Муц понял, что рассудок его с трудом осознает происходящее. Сознанию было не привыкать совершать воображаемые путешествия в вероятное будущее, возвращаясь с известиями об увиденном. Теперь же воображение отсылало одного гонца за другим вперед, по единственно возможной тропе, однако же ни один не вернулся. Как можно подготовиться к смерти, если вообразить ее ты не в силах? Теперь, когда жить оставалось считанные минуты, захотелось, чтобы о произошедшем с ним узнала Анна. С удивлением заметил, что никакой молитвы, никакого Бога не пробудилось в нем. Очень пугало, что сознание соскользнет в океан смерти и настанет небытие. Вовсе непохожее на сон. Ни из храбрости или гордости, но только оттого, что комиссар держался дружелюбно, Муц не стал просить пощады, ибо понимал: бесполезно. Однако неожиданнее всего оказалась для офицера досада на самого себя — оттого, что не вернулся в город, не предупредил Анну, чехов и скопцов. Эти пределы оказались доступны взору воображения, пожалуй, даже чересчур ясно: жизнь Анны, драгоценное ее существование, гораздо важнее жизней прочих, обыкновенных людей, обрывается, заканчиваясь в боли и страхе. Мучительная смерть…
— Сколько осталось до наступления на Язык, товарищ Бондаренко? — спросил Йозеф.

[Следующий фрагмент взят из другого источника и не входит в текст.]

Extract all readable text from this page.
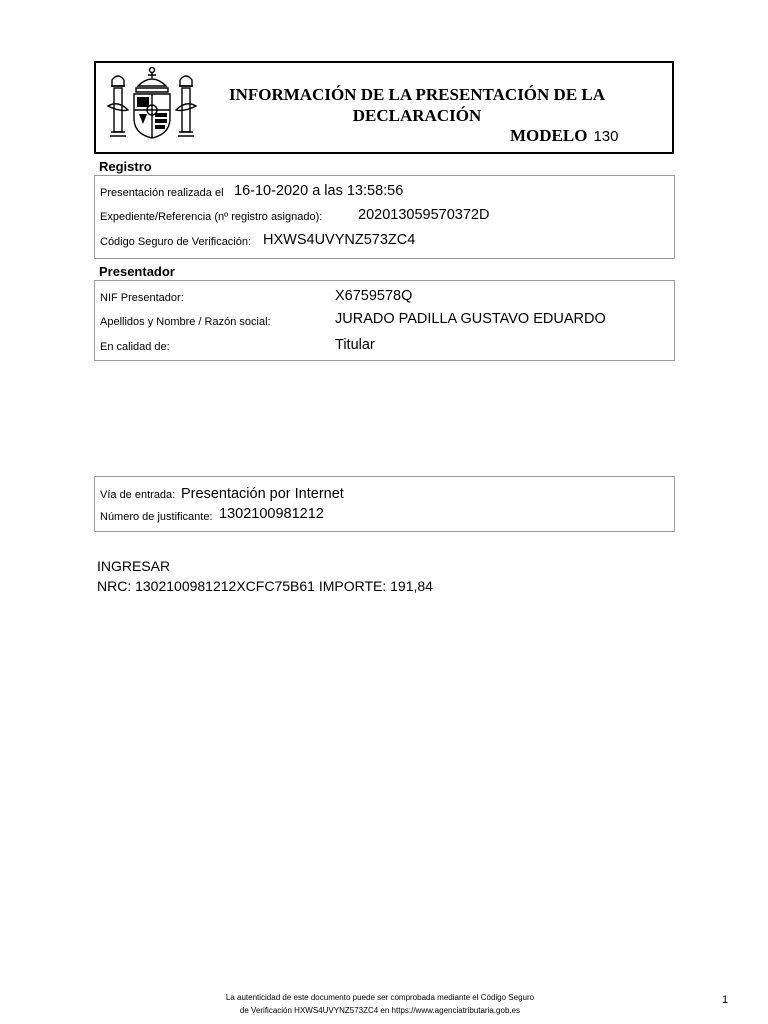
INFORMACIÓN DE LA PRESENTACIÓN DE LA
DECLARACIÓN
MODELO 130
Registro
Presentación realizada el 16-10-2020 a las 13:58:56
Expediente/Referencia (nº registro asignado): 202013059570372D
Código Seguro de Verificación: HXWS4UVYNZ573ZC4
Presentador
NIF Presentador:	X6759578Q
Apellidos y Nombre / Razón social:	JURADO PADILLA GUSTAVO EDUARDO
En calidad de:	Titular
Vía de entrada: Presentación por Internet
Número de justificante: 1302100981212
INGRESAR
NRC: 1302100981212XCFC75B61 IMPORTE: 191,84
La autenticidad de este documento puede ser comprobada mediante el Código Seguro
de Verificación HXWS4UVYNZ573ZC4 en https://www.agenciatributaria.gob.es
1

— С пару часов будет, — ответил председатель, не оборачиваясь. — Всё кончится быстро.
Людоеды
По настоятельным просьбам Анны пленник еще дважды исполнил романс, а на четвертый раз отказался. Осторожно положил гитару, чтобы та прислонилась к шифоньеру, а не оказалась между мужчиной и женщиной. И прежде доводилось Лутовой слышать исполненный романс, однако для Кирилла музыка и слова точно стали гимном всей жизни.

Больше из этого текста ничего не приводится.